College of Animal Science and Technology, Nanjing Agricultural University, Nanjing, China.
Cell Prolif. 2020 Oct;53(10):e12895. doi: 10.1111/cpr.12895. Epub 2020 Sep 10.
DNA damage and errors of accurate chromosome segregation lead to aneuploidy and foetal defects. DNA repair and the spindle assembly checkpoint (SAC) are the mechanisms developed to protect from these defects. Checkpoint kinase 1 (CHK1) is reported to be an important DNA damage response protein in multiple models, but its functions remain unclear in early mouse embryos.
Immunofluorescence staining, immunoblotting and real-time reverse transcription polymerase chain reaction were used to perform the analyses. Reactive oxygen species levels and Annexin-V were also detected.

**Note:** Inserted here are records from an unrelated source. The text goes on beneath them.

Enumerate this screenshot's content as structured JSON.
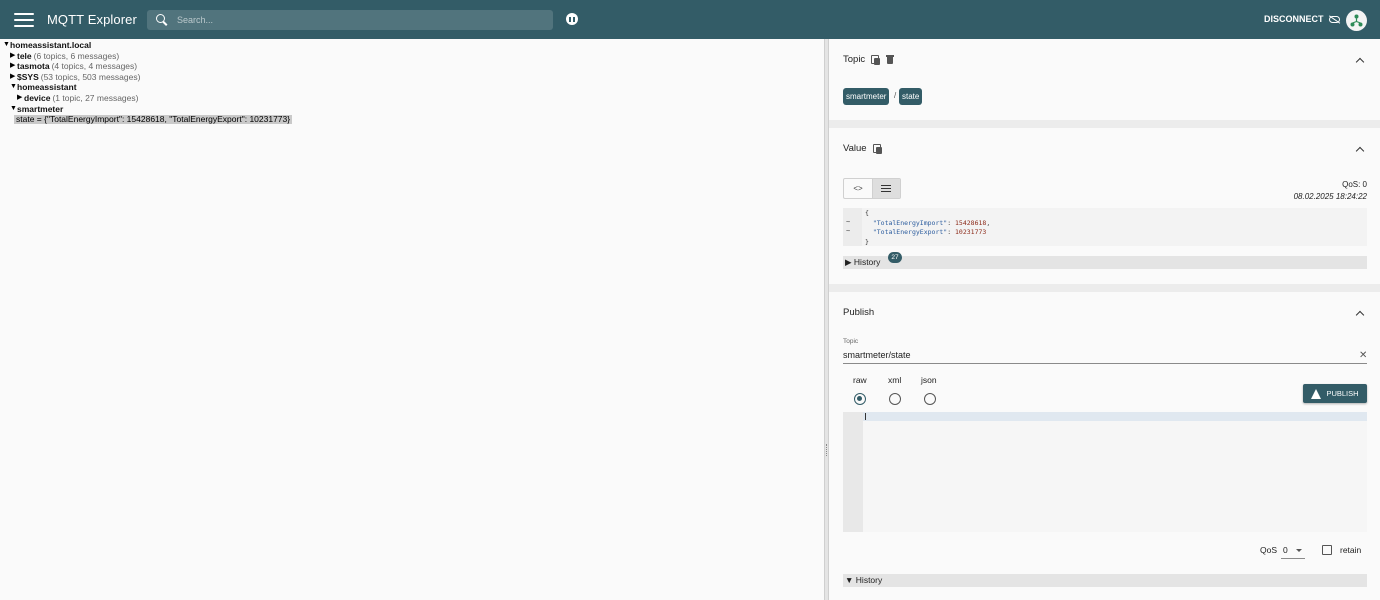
{
  "app": {
    "title": "MQTT Explorer"
  },
  "search": {
    "placeholder": "Search..."
  },
  "header": {
    "disconnect_label": "DISCONNECT"
  },
  "tree": {
    "root": "homeassistant.local",
    "nodes": [
      {
        "name": "tele",
        "meta": "(6 topics, 6 messages)"
      },
      {
        "name": "tasmota",
        "meta": "(4 topics, 4 messages)"
      },
      {
        "name": "$SYS",
        "meta": "(53 topics, 503 messages)"
      },
      {
        "name": "homeassistant",
        "meta": ""
      },
      {
        "name": "device",
        "meta": "(1 topic, 27 messages)"
      },
      {
        "name": "smartmeter",
        "meta": ""
      }
    ],
    "leaf": "state = {\"TotalEnergyImport\": 15428618, \"TotalEnergyExport\": 10231773}"
  },
  "topic_panel": {
    "title": "Topic",
    "chips": [
      "smartmeter",
      "state"
    ],
    "separator": "/"
  },
  "value_panel": {
    "title": "Value",
    "toggle_code": "<>",
    "qos": "QoS: 0",
    "date": "08.02.2025 18:24:22",
    "code_open": "{",
    "key1": "\"TotalEnergyImport\"",
    "val1": "15428618",
    "key2": "\"TotalEnergyExport\"",
    "val2": "10231773",
    "code_close": "}",
    "history_label": "History",
    "history_count": "27"
  },
  "publish_panel": {
    "title": "Publish",
    "topic_label": "Topic",
    "topic_value": "smartmeter/state",
    "formats": [
      "raw",
      "xml",
      "json"
    ],
    "selected_format": "raw",
    "publish_label": "PUBLISH",
    "qos_label": "QoS",
    "qos_value": "0",
    "retain_label": "retain",
    "history_label": "History"
  },
  "colors": {
    "primary": "#335c67",
    "background": "#fafafa"
  }
}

Loss of CHK1 activity accelerated progress of the cell cycle at the first cleavage; however, it disturbed the development of early embryos to the morula/blastocyst stages. Further analysis indicated that CHK1 participated in spindle assembly and chromosome alignment, possibly due to its regulation of kinetochore-microtubule attachment and recruitment of BubR1 and p-Aurora B to the kinetochores, indicating its role in SAC activity. Loss of CHK1 activity led to embryonic DNA damage and oxidative stress, which further induced early apoptosis and autophagy, indicating that CHK1 is responsible for interphase DNA damage repair.
Our results indicate that CHK1 is a key regulator of the SAC and DNA damage repair during early embryonic development in mice.

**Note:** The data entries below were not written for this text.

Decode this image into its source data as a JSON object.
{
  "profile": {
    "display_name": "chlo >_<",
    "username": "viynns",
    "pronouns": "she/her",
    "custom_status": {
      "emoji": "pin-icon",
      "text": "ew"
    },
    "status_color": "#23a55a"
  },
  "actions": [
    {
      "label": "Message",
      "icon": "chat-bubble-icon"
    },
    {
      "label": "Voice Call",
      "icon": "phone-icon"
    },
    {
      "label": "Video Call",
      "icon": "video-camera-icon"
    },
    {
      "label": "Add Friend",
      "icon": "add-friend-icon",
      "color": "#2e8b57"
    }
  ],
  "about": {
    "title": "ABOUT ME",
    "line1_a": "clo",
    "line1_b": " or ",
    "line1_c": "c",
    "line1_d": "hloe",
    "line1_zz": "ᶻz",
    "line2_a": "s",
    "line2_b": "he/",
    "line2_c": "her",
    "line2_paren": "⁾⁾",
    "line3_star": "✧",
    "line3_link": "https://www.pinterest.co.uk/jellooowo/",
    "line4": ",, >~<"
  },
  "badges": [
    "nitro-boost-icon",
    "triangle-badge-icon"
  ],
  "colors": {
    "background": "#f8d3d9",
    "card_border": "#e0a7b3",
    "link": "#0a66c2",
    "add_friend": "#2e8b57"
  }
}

DNA 损伤和染色体分离错误会导致非整倍体和胎儿缺陷。DNA 修复和纺锤体装配检查点(SAC)是为防止这些缺陷而开发的机制。有报道称,检查点激酶 1(CHK1)是多种模型中重要的 DNA 损伤反应蛋白,但在早期小鼠胚胎中其功能仍不清楚。
采用免疫荧光染色、免疫印迹和实时逆转录聚合酶链反应进行分析。还检测了活性氧水平和 Annexin-V。

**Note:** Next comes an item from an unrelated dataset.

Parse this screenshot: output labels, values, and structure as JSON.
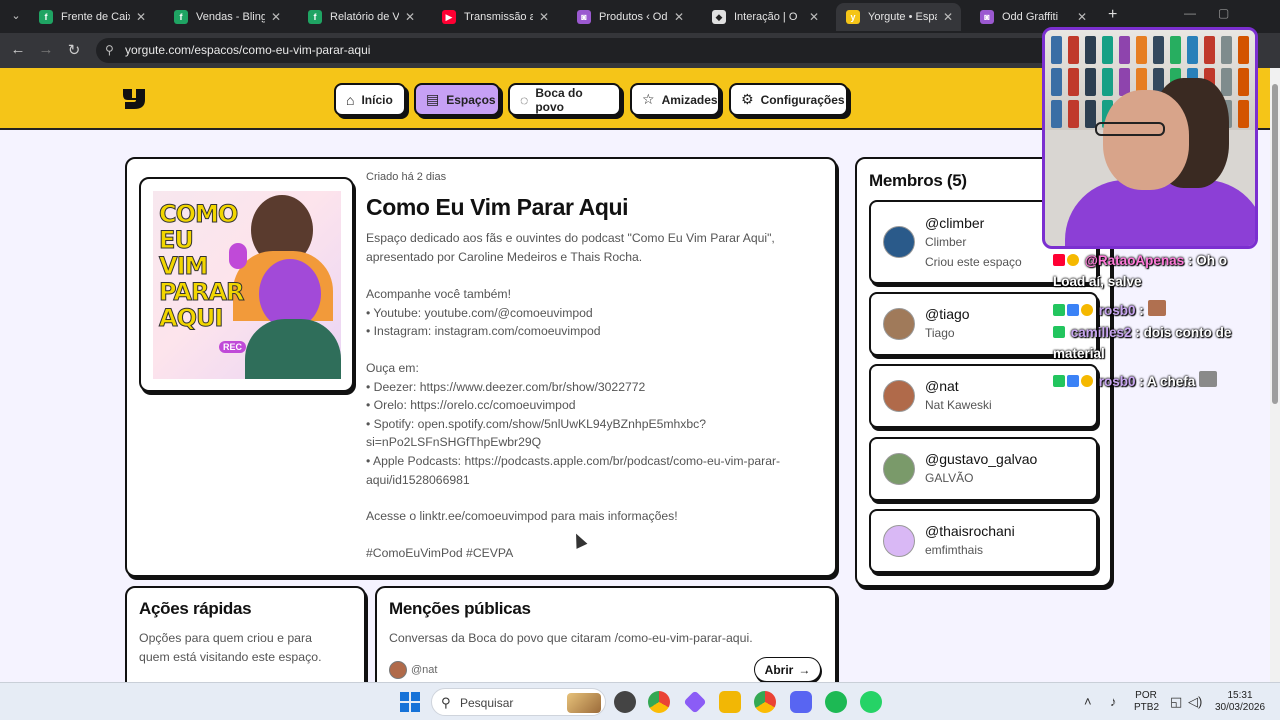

CHK1 活性丧失加速了第一次卵裂时细胞周期的进展;然而,它扰乱了早期胚胎向桑椹胚/囊胚阶段的发育。进一步的分析表明,CHK1 参与了纺锤体的组装和染色体的排列,这可能是由于它调节着动粒-微管的附着,并募集 BubR1 和 p-Aurora B 到动粒上,表明其在 SAC 活性中的作用。CHK1 活性丧失导致胚胎 DNA 损伤和氧化应激,进一步诱导早期细胞凋亡和自噬,表明 CHK1 负责细胞间 DNA 损伤修复。
我们的结果表明,CHK1 是小鼠早期胚胎发育过程中 SAC 和 DNA 损伤修复的关键调节剂。